Do organic food systems produce healthy diets?

Professor Carola Strassner specializes in food systems sustainability, with the emphasis on the whole system approach to sustainability. Her resent research interests are institutional catering, school meals and the organic food system.

Organic food consumption patterns seem to be close to both recommended healthy dietary patterns as well as sustainable diet patterns.

  • European studies show that people who prefer organic food also follow overall healthier diets. This means that they eat more fruits and vegetables, more whole grains and less meat, Strassner states.

In France and Germany, national nutrition surveys include organic consumption data in the analysis. For example, in Germany there was a positive relationship between healthy dietary patterns, nutrition knowledge and a healhy lifestyle.

The association between dietary patterns and food choices really seems of great importance. However, these patterns must be seen as part of a whole. On the one hand, health is the product of the pattern of foods eaten over a longer period of time and other factors – on the other hand, diet is one of many health determinants.

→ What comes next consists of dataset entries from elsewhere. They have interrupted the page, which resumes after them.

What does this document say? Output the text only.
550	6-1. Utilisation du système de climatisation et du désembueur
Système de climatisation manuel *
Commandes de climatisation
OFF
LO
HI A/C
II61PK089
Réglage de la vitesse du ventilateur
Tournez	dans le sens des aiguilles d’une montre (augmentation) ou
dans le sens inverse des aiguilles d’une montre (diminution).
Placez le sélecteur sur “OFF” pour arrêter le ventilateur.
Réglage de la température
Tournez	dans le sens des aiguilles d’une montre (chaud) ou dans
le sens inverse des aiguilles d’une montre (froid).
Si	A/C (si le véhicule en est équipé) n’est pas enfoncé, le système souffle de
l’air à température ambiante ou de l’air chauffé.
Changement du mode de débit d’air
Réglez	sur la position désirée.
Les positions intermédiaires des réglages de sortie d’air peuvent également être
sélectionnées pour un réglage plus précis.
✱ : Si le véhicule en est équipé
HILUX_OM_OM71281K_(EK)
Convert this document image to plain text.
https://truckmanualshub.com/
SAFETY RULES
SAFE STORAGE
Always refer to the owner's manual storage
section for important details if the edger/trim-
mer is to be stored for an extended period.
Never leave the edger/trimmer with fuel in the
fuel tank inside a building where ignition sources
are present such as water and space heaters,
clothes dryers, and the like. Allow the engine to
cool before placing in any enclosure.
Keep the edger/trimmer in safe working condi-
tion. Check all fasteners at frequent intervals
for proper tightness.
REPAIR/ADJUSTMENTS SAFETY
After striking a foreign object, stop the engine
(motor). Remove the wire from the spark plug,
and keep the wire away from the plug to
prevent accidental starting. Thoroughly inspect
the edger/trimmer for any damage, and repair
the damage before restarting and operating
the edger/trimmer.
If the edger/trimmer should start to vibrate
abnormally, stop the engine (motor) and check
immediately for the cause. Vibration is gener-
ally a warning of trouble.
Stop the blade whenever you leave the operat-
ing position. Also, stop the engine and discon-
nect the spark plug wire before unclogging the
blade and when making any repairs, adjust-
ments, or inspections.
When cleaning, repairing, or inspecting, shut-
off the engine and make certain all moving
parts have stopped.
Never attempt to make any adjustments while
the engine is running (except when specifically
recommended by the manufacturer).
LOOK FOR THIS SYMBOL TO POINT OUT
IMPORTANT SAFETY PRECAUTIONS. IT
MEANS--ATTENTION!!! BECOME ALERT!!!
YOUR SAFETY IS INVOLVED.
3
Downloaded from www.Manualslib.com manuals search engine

Hence, the search for evidence of better health outcomes needs to be considered from the dietary level to the social practice level. A future field of study can be found from school meal systems and and other institutional catering setting such as hospitals.

  • Studies show that a school with a healthy-food policy favors organic food in meal choices. Hence, an organic school policy can promote healthy eating in general, Strassner emphasizes.

The article is based on the keynote speech held by professor Carola Strassner in international organic conference in Mikkeli, 19th of June, 2017. The conference gathered over 90 researchers from 13 countries to discuss the current research topics in organic farming sector.